After the 2018 season in Espoo, Kandji agreed to sign with the Iranian Sanat Naft FC for the remaining three months of the season, which played in the Persian Gulf Pro League. He spent there just the time of 11 games, which from he played 6 of them. He scored two goals, but was left as a free agent in the end of May.

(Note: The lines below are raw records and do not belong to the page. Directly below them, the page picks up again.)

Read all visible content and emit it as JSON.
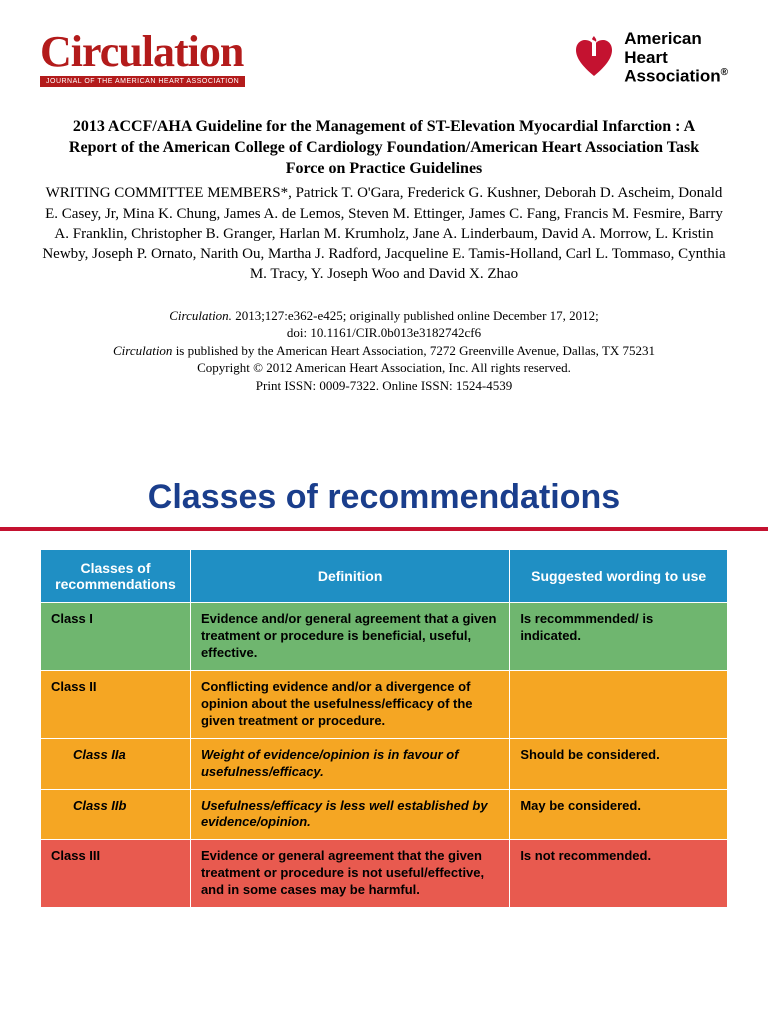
{
  "masthead": {
    "journal_name": "Circulation",
    "journal_tagline": "JOURNAL OF THE AMERICAN HEART ASSOCIATION",
    "aha_line1": "American",
    "aha_line2": "Heart",
    "aha_line3": "Association"
  },
  "article": {
    "title": "2013 ACCF/AHA Guideline for the Management of ST-Elevation Myocardial Infarction : A Report of the American College of Cardiology Foundation/American Heart Association Task Force on Practice Guidelines",
    "authors": "WRITING COMMITTEE MEMBERS*, Patrick T. O'Gara, Frederick G. Kushner, Deborah D. Ascheim, Donald E. Casey, Jr, Mina K. Chung, James A. de Lemos, Steven M. Ettinger, James C. Fang, Francis M. Fesmire, Barry A. Franklin, Christopher B. Granger, Harlan M. Krumholz, Jane A. Linderbaum, David A. Morrow, L. Kristin Newby, Joseph P. Ornato, Narith Ou, Martha J. Radford, Jacqueline E. Tamis-Holland, Carl L. Tommaso, Cynthia M. Tracy, Y. Joseph Woo and David X. Zhao"
  },
  "citation": {
    "line1_ital": "Circulation.",
    "line1_rest": " 2013;127:e362-e425; originally published online December 17, 2012;",
    "line2": "doi: 10.1161/CIR.0b013e3182742cf6",
    "line3_ital": "Circulation",
    "line3_rest": " is published by the American Heart Association, 7272 Greenville Avenue, Dallas, TX 75231",
    "line4": "Copyright © 2012 American Heart Association, Inc. All rights reserved.",
    "line5": "Print ISSN: 0009-7322. Online ISSN: 1524-4539"
  },
  "slide": {
    "title": "Classes of recommendations",
    "table": {
      "headers": {
        "class": "Classes of recommendations",
        "definition": "Definition",
        "suggested": "Suggested wording to use"
      },
      "rows": [
        {
          "color": "green",
          "indent": false,
          "class_label": "Class I",
          "definition": "Evidence and/or general agreement that a given treatment or procedure is beneficial, useful, effective.",
          "suggested": "Is recommmended/ is indicated.",
          "def_italic": false
        },
        {
          "color": "orange",
          "indent": false,
          "class_label": "Class II",
          "definition": "Conflicting evidence and/or a divergence of opinion about the usefulness/efficacy of the given treatment or procedure.",
          "suggested": "",
          "def_italic": false
        },
        {
          "color": "orange",
          "indent": true,
          "class_label": "Class IIa",
          "definition": "Weight of evidence/opinion is in favour of usefulness/efficacy.",
          "suggested": "Should be considered.",
          "def_italic": true
        },
        {
          "color": "orange",
          "indent": true,
          "class_label": "Class IIb",
          "definition": "Usefulness/efficacy is less well established by evidence/opinion.",
          "suggested": "May be considered.",
          "def_italic": true
        },
        {
          "color": "red",
          "indent": false,
          "class_label": "Class III",
          "definition": "Evidence or general agreement that the given treatment or procedure is not useful/effective, and in some cases may be harmful.",
          "suggested": "Is not recommended.",
          "def_italic": false
        }
      ]
    }
  },
  "colors": {
    "brand_red": "#b31b1b",
    "rule_red": "#c41230",
    "title_blue": "#1a3e8c",
    "header_blue": "#1f8fc4",
    "row_green": "#6fb66f",
    "row_orange": "#f5a623",
    "row_red": "#e85a4f"
  }
}
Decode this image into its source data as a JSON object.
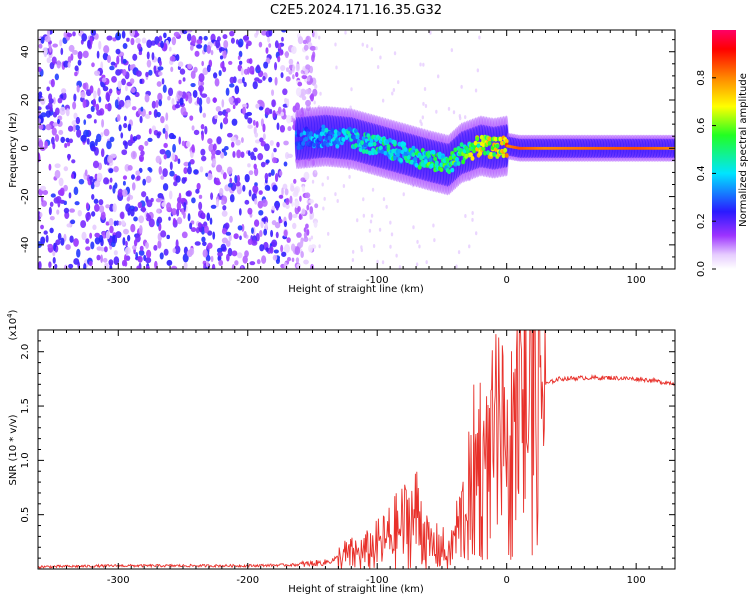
{
  "title": "C2E5.2024.171.16.35.G32",
  "chart_data": [
    {
      "type": "heatmap",
      "xlabel": "Height of straight line (km)",
      "ylabel": "Frequency (Hz)",
      "xlim": [
        -362,
        130
      ],
      "ylim": [
        -50,
        49
      ],
      "xticks": [
        -300,
        -200,
        -100,
        0,
        100
      ],
      "yticks": [
        -40,
        -20,
        0,
        20,
        40
      ],
      "colorbar": {
        "label": "Normalized spectral amplitude",
        "range": [
          0.0,
          1.0
        ],
        "ticks": [
          0.0,
          0.2,
          0.4,
          0.6,
          0.8
        ],
        "colors": [
          "#ffffff",
          "#d9a8ff",
          "#8800ff",
          "#2020ff",
          "#00ffff",
          "#00ff00",
          "#ffff00",
          "#ff8800",
          "#ff0000",
          "#ff0066"
        ]
      },
      "ridge": {
        "description_points_x": [
          -160,
          -140,
          -120,
          -100,
          -80,
          -60,
          -45,
          -35,
          -20,
          -10,
          0,
          10,
          30,
          60,
          100,
          130
        ],
        "frequency_y": [
          4,
          5,
          4,
          1,
          -2,
          -5,
          -7,
          -2,
          1,
          0,
          1,
          0,
          0,
          0,
          0,
          0
        ],
        "amplitude": [
          0.35,
          0.4,
          0.45,
          0.5,
          0.5,
          0.55,
          0.55,
          0.6,
          0.7,
          0.75,
          0.8,
          0.85,
          0.8,
          0.82,
          0.85,
          0.8
        ]
      },
      "noise_region_x": [
        -362,
        -155
      ]
    },
    {
      "type": "line",
      "xlabel": "Height of straight line (km)",
      "ylabel": "SNR (10 * v/v)",
      "multiplier": "(x10",
      "multiplier_exp": "4",
      "multiplier_close": ")",
      "xlim": [
        -362,
        130
      ],
      "ylim": [
        0,
        2.2
      ],
      "xticks": [
        -300,
        -200,
        -100,
        0,
        100
      ],
      "yticks": [
        0.5,
        1.0,
        1.5,
        2.0
      ],
      "ytick_labels": [
        "0.5",
        "1.0",
        "1.5",
        "2.0"
      ],
      "color": "#e8302a",
      "series": [
        {
          "x": [
            -362,
            -300,
            -250,
            -200,
            -160,
            -140,
            -125,
            -110,
            -95,
            -85,
            -75,
            -68,
            -60,
            -50,
            -45,
            -40,
            -30,
            -25,
            -20,
            -15,
            -10,
            -5,
            0,
            5,
            10,
            20,
            30,
            40,
            60,
            80,
            100,
            110,
            120,
            130
          ],
          "y": [
            0.02,
            0.03,
            0.03,
            0.03,
            0.04,
            0.06,
            0.12,
            0.15,
            0.25,
            0.35,
            0.45,
            0.5,
            0.2,
            0.2,
            0.1,
            0.3,
            0.6,
            0.9,
            1.0,
            0.85,
            1.1,
            1.2,
            0.8,
            1.25,
            1.45,
            1.6,
            1.7,
            1.75,
            1.76,
            1.76,
            1.75,
            1.74,
            1.72,
            1.71
          ]
        }
      ]
    }
  ]
}
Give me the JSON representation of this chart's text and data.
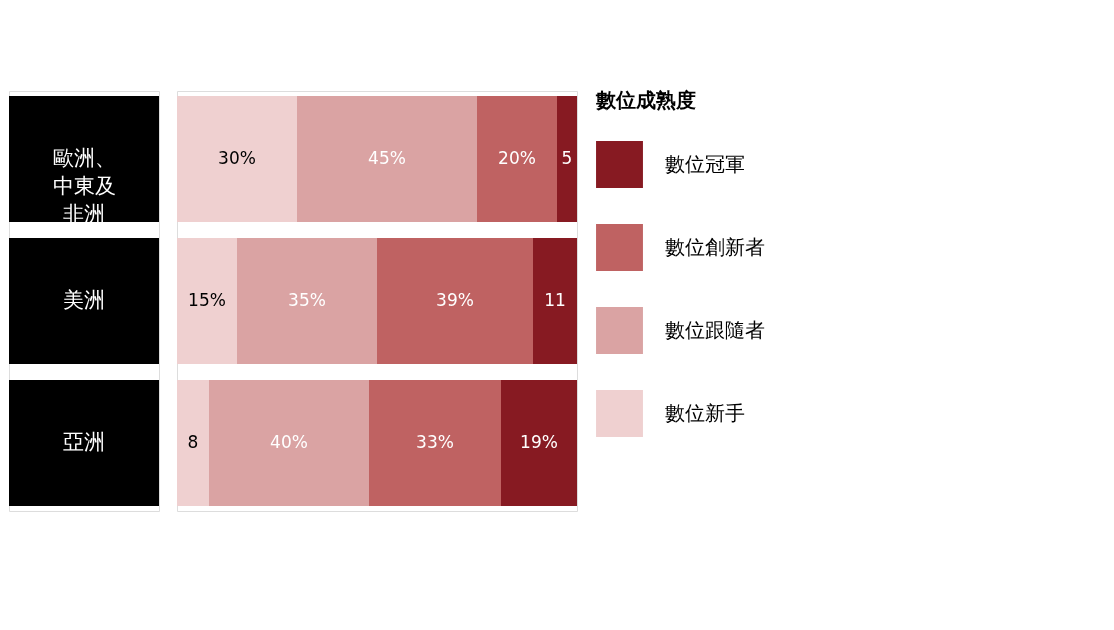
{
  "chart_data": {
    "type": "bar",
    "orientation": "horizontal",
    "stacked": true,
    "legend_title": "數位成熟度",
    "legend": "right",
    "tick_labels": "y",
    "categories": [
      "歐洲、中東及非洲",
      "美洲",
      "亞洲"
    ],
    "series": [
      {
        "name": "數位新手",
        "color": "#efd0d0",
        "values": [
          30,
          15,
          8
        ],
        "value_labels": [
          "30%",
          "15%",
          "8"
        ]
      },
      {
        "name": "數位跟隨者",
        "color": "#daa3a3",
        "values": [
          45,
          35,
          40
        ],
        "value_labels": [
          "45%",
          "35%",
          "40%"
        ]
      },
      {
        "name": "數位創新者",
        "color": "#bf6262",
        "values": [
          20,
          39,
          33
        ],
        "value_labels": [
          "20%",
          "39%",
          "33%"
        ]
      },
      {
        "name": "數位冠軍",
        "color": "#871a22",
        "values": [
          5,
          11,
          19
        ],
        "value_labels": [
          "5",
          "11",
          "19%"
        ]
      }
    ]
  }
}
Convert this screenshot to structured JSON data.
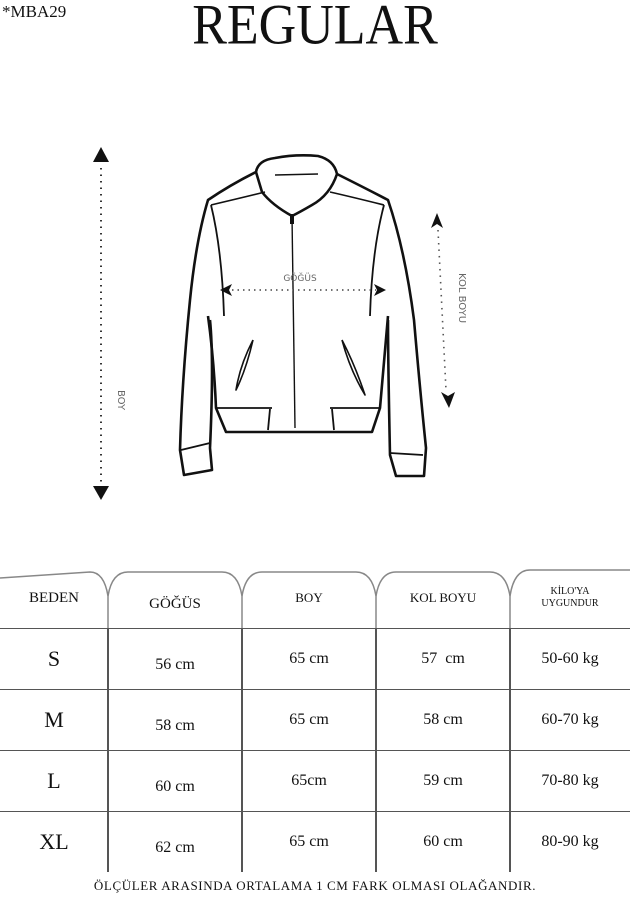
{
  "product_code": "*MBA29",
  "fit_title": "REGULAR",
  "diagram": {
    "length_label": "BOY",
    "chest_label": "GÖĞÜS",
    "sleeve_label": "KOL BOYU"
  },
  "table": {
    "headers": [
      "BEDEN",
      "GÖĞÜS",
      "BOY",
      "KOL BOYU",
      "KİLO'YA UYGUNDUR"
    ],
    "header_weight_line1": "KİLO'YA",
    "header_weight_line2": "UYGUNDUR",
    "rows": [
      [
        "S",
        "56 cm",
        "65 cm",
        "57  cm",
        "50-60 kg"
      ],
      [
        "M",
        "58 cm",
        "65 cm",
        "58 cm",
        "60-70 kg"
      ],
      [
        "L",
        "60 cm",
        "65cm",
        "59 cm",
        "70-80 kg"
      ],
      [
        "XL",
        "62 cm",
        "65 cm",
        "60 cm",
        "80-90 kg"
      ]
    ]
  },
  "footer_note": "ÖLÇÜLER ARASINDA ORTALAMA 1 CM FARK OLMASI OLAĞANDIR."
}
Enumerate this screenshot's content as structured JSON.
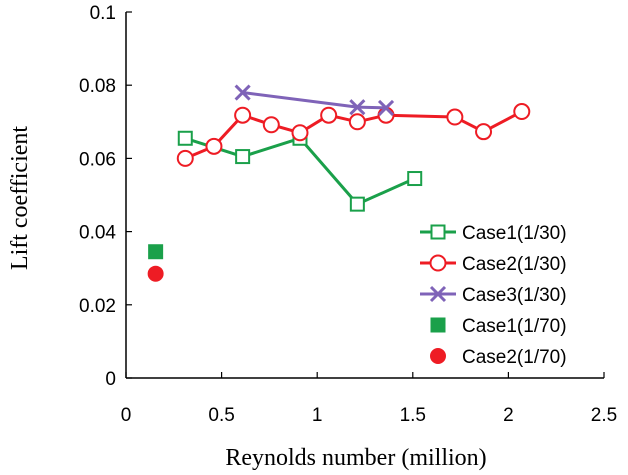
{
  "chart_data": {
    "type": "scatter",
    "title": "",
    "xlabel": "Reynolds number (million)",
    "ylabel": "Lift coefficient",
    "xlim": [
      0,
      2.5
    ],
    "ylim": [
      0,
      0.1
    ],
    "x_ticks": [
      0,
      0.5,
      1,
      1.5,
      2,
      2.5
    ],
    "x_tick_labels": [
      "0",
      "0.5",
      "1",
      "1.5",
      "2",
      "2.5"
    ],
    "y_ticks": [
      0,
      0.02,
      0.04,
      0.06,
      0.08,
      0.1
    ],
    "y_tick_labels": [
      "0",
      "0.02",
      "0.04",
      "0.06",
      "0.08",
      "0.1"
    ],
    "grid": false,
    "legend_position": "bottom-right",
    "series": [
      {
        "name": "Case1(1/30)",
        "color": "#1aa04a",
        "marker": "open-square",
        "line": true,
        "points": [
          {
            "x": 0.31,
            "y": 0.0655
          },
          {
            "x": 0.61,
            "y": 0.0605
          },
          {
            "x": 0.91,
            "y": 0.0655
          },
          {
            "x": 1.21,
            "y": 0.0475
          },
          {
            "x": 1.51,
            "y": 0.0545
          }
        ]
      },
      {
        "name": "Case2(1/30)",
        "color": "#ee1c24",
        "marker": "open-circle",
        "line": true,
        "points": [
          {
            "x": 0.31,
            "y": 0.06
          },
          {
            "x": 0.46,
            "y": 0.0633
          },
          {
            "x": 0.61,
            "y": 0.0718
          },
          {
            "x": 0.76,
            "y": 0.0692
          },
          {
            "x": 0.91,
            "y": 0.067
          },
          {
            "x": 1.06,
            "y": 0.0718
          },
          {
            "x": 1.21,
            "y": 0.07
          },
          {
            "x": 1.36,
            "y": 0.0718
          },
          {
            "x": 1.72,
            "y": 0.0713
          },
          {
            "x": 1.87,
            "y": 0.0673
          },
          {
            "x": 2.07,
            "y": 0.0728
          }
        ]
      },
      {
        "name": "Case3(1/30)",
        "color": "#7f63b8",
        "marker": "x",
        "line": true,
        "points": [
          {
            "x": 0.61,
            "y": 0.078
          },
          {
            "x": 1.21,
            "y": 0.074
          },
          {
            "x": 1.36,
            "y": 0.0738
          }
        ]
      },
      {
        "name": "Case1(1/70)",
        "color": "#1aa04a",
        "marker": "filled-square",
        "line": false,
        "points": [
          {
            "x": 0.155,
            "y": 0.0345
          }
        ]
      },
      {
        "name": "Case2(1/70)",
        "color": "#ee1c24",
        "marker": "filled-circle",
        "line": false,
        "points": [
          {
            "x": 0.155,
            "y": 0.0285
          }
        ]
      }
    ]
  }
}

On 9 August 2019, Kandji made an expected return to Honka, when he agreed to a contract covering the remaining 2019 and the entire 2020 season.

===International===
Kandji has not yet appeared for any national team. Both Senegal and The Gambia have offered Kandji an opportunity to play, but Kandji turned them down in hopes of one day playing for the United States.

==Career statistics==

Appearances and goals by club, season and competition
| Club | Season | League |  |  | National cup |  | League cup |  | Continental |  | Other |  | Total |  |
| Division | Apps | Goals | Apps | Goals | Apps | Goals | Apps | Goals | Apps | Goals | Apps | Goals |
| Atlanta Silverbacks | 2007 | USL First Division | 7 | 2 | 0 | 0 | – |  | 0 | 0 | 5 | 0 | 12 | 2 |
| 2008 | USL First Division | 21 | 11 | 2 | 1 | – |  | 0 | 0 | 0 | 0 | 23 | 12 |
| Total |  | 28 | 13 | 2 | 1 | 0 | 0 | 0 | 0 | 5 | 0 | 35 | 14 |
| New York Red Bulls (loan) | 2008 | MLS | 5 | 1 | 0 | 0 | – |  | 0 | 0 | 2 | 0 | 7 | 1 |
| New York Red Bulls | 2009 | MLS | 23 | 4 | 1 | 0 | – |  | 0 | 0 | 0 | 0 | 24 | 4 |
| 2010 | MLS | 13 | 1 | 0 | 0 | – |  | 0 | 0 | 0 | 0 | 13 | 1 |
| Total |  | 36 | 5 | 1 | 0 | 0 | 0 | 0 | 0 | 0 | 0 | 37 | 5 |
| Colorado Rapids | 2010 | MLS | 7 | 0 | 0 | 0 | – |  | 0 | 0 | 3 | 0 | 10 | 0 |
| 2011 | MLS | 9 | 0 | 0 | 0 | – |  | 5 | 2 | 3 | 0 | 17 | 2 |
| Total |  | 16 | 0 | 0 | 0 | 0 | 0 | 5 | 2 | 6 | 0 | 27 | 2 |
| Houston Dynamo | 2012 | MLS | 29 | 4 | 0 | 0 | 1 | 0 | 2 | 0 | 5 | 0 | 37 | 4 |
| AEL Kalloni | 2012–13 | Football League Greece | 19 | 6 | 0 | 0 | – |  | – |  | – |  | 19 | 6 |
| Levadiakos | 2013–14 | Super League Greece | 12 | 0 | 0 | 0 | – |  | – |  | – |  | 12 | 0 |
| HJK Helsinki | 2014 | Veikkausliiga | 24 | 6 | 3 | 2 | 0 | 0 | 11 | 3 | – |  | 38 | 11 |
| Al-Faisaly | 2014–15 | Saudi Pro League | 10 | 2 | 0 | 0 | – |  | – |  | – |  | 10 | 2 |
| HJK Helsinki | 2015 | Veikkausliiga | 5 | 0 | 0 | 0 | 0 | 0 | 0 | 0 | – |  | 5 | 0 |
| Inter Turku | 2017 | Veikkausliiga | 25 | 5 | 0 | 0 | 0 | 0 | 0 | 0 | – |  | 25 | 5 |
| Honka | 2018 | Veikkausliiga | 26 | 16 | 0 | 0 | 0 | 0 | 0 | 0 | – |  | 26 | 16 |
| 2019 | Veikkausliiga | 4 | 2 | 0 | 0 | 0 | 0 | 0 | 0 | – |  | 4 | 2 |
| 2020 | Veikkausliiga | 17 | 4 | 4 | 0 | 0 | 0 | 0 | 0 | – |  | 21 | 4 |
| Lahti | 2021 | Veikkausliiga | 26 | 5 | 0 | 0 | 0 | 0 | – |  | – |  | 26 | 5 |
| 2022 | Veikkausliiga | 24 | 3 | 6 | 6 | 3 | 0 | – |  | 2 | 0 | 35 | 9 |
| Career total |  |  | 282 | 68 | 16 | 9 | 4 | 0 | 18 | 5 | 20 | 0 | 363 | 86 |

==Honours==
Atlanta Silverbacks
- USL 1 runner-up: 2007

New York Red Bulls
- Major League Soccer Western Conference Championship: 2008

Colorado Rapids
- Major League Soccer Eastern Conference Championship: 2010
- Major League Soccer MLS Cup: 2010

HJK Helsinki
- Veikkausliiga: 2014
- Finnish Cup: 2014

Individual
- 2007 USL Division 1 Player of the Week (Week 17)
- 2007 USL Division 1 Goal of the Week (Week 17 – view here)
- 2008 USL Division 1 Player of the Week (Weeks 10, 16)
- 2008 USL Division 1 Team of the Week (Weeks 7, 10, 12, 16, 17, 22)
- 2008 USL Division 1 Goal of the Week (Week 16 – view here)
- 2009 MLS Player of the Week (Week 8)
- 2018 Veikkausliiga Player of the Month (June).
- 2018 Veikkausliiga Player of the Month (July).